Эля вернулась домой позже, чем обещала. Ульяна уже написала ее преподавателю, спросила, почему репетиция затянулась настолько долго. Но ей ответили, что все давно разошлись по домам.

Женщина набрала номер дочери. Не отвечает…

Но вот хлопнула входная дверь. Ульяна выскочила из ванной и испуганно застыла.

Эля, бледная, заплаканная, стояла в прихожей и зло, с ненавистью смотрела на мать.

— Как же ты могла, мама?! Ты довела его, да? И он ушел… Ты постоянно ругалась с ним, он не выдержал. Конечно, кто такое сможет долго терпеть! Мама, ты ничтожество, слышишь?! Папе было плохо с тобой, вот он и убежал! И мы когда–нибудь уйдём, ты нас не остановишь! У всех матери хорошие, а ты… Чем он опять тебе не угодил?! Ненавижу тебя! Ненавижу!

Ульяна передернула плечами. Реакции детей она боялась, но тут уж надо идти до конца, отстаивая свое решение, иначе она совсем потеряет свой авторитет…

— Эля, это наше с папой дело. Я понимаю, тебе обидно и грустно, но поверь, так всем будет только лучше! Мы все успокоимся, продолжим жить, а уж время покажет, что делать дальше, — оправдывалась Ульяна. — Ну… Если хотите, можете выбрать жить с отцом. Я не буду возражать!

— Скорее всего так и будет! — кинула Эля и ушла к Тёмке.

— Сомневаюсь, что тёте Полине эта идея покажется удачной… — пожала плечами Уля…

Ну как она могла сказать дочке, что у папы есть кто–то на стороне, что он неверный муж?.. Дети такого, наверное, знать не должны…

Как–то Ульяна слушала передачу по радио. Там сказали, что, если даже супруги на грани развода, они не должны говорить друг о друге гадости детям. Это неправильно и подло. Уля тогда только пожала плечами, ведь ее это не касалось, и как будто бы забыла… А теперь вспомнила и поняла, как это трудно, не начать оправдываться, «топя» своего противника. Аргументов за развод было очень много, пальцев на руках не хватит, чтобы сосчитать, одно существование некой Полины уже камнем ложилось на дно их семейной лодки. Та кренилась, зачерпывала бортом воду, трещала… Ульяна решила не ждать кораблекрушения, закончила плавание. Или пустила всё на дно…

Ульяна, прикрыв в кухне дверь, позвонила маме. Та выслушала новости спокойно, похвалила за смелость, но сказала, что жить одной, воспитывать детей – это тяжело.
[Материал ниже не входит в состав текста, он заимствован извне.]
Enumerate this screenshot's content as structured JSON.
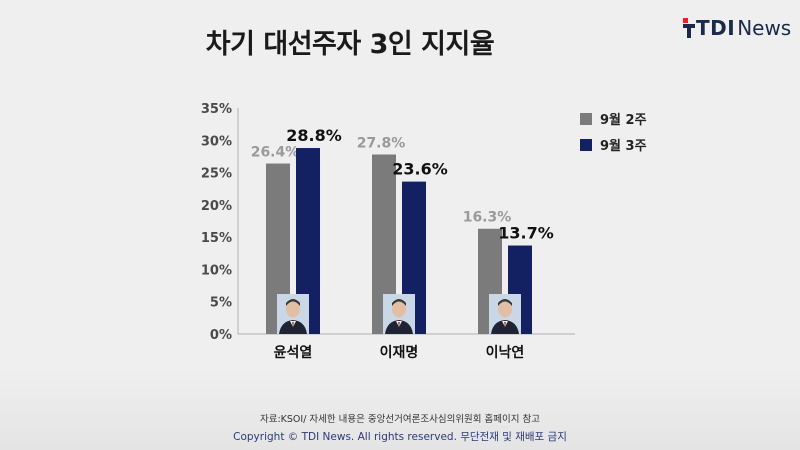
{
  "title": "차기 대선주자 3인 지지율",
  "logo": {
    "part_a": "TDI",
    "part_b": "News"
  },
  "footer": {
    "source": "자료:KSOI/ 자세한 내용은 중앙선거여론조사심의위원회 홈페이지 참고",
    "copyright": "Copyright © TDI News. All rights reserved. 무단전재 및 재배포 금지"
  },
  "colors": {
    "series_a": "#7b7b7b",
    "series_b": "#132061"
  },
  "chart_data": {
    "type": "bar",
    "categories": [
      "윤석열",
      "이재명",
      "이낙연"
    ],
    "series": [
      {
        "name": "9월 2주",
        "values": [
          26.4,
          27.8,
          16.3
        ],
        "labels": [
          "26.4%",
          "27.8%",
          "16.3%"
        ]
      },
      {
        "name": "9월 3주",
        "values": [
          28.8,
          23.6,
          13.7
        ],
        "labels": [
          "28.8%",
          "23.6%",
          "13.7%"
        ]
      }
    ],
    "ylim": [
      0,
      35
    ],
    "yticks": [
      0,
      5,
      10,
      15,
      20,
      25,
      30,
      35
    ],
    "ytick_labels": [
      "0%",
      "5%",
      "10%",
      "15%",
      "20%",
      "25%",
      "30%",
      "35%"
    ],
    "grid": false,
    "legend_position": "top-right"
  }
}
— Может, надо промурыжить Мишу немного, а потом вернуть? — предложила Ульяне мама.

— Нет. Я больше не смогу так, мама, и он не изменится…

— Делай, как знаешь, дочка. Мы с папой за тебя очень переживаем…

Уля попрощалась, повесила трубку. Ей стало тоскливо, накатили сомнения. Мужа выгнала, с детьми поссорилась, что дальше?!..

«А дальше ты будешь жить так хорошо, как только можешь!» — мысленно ответила она себе…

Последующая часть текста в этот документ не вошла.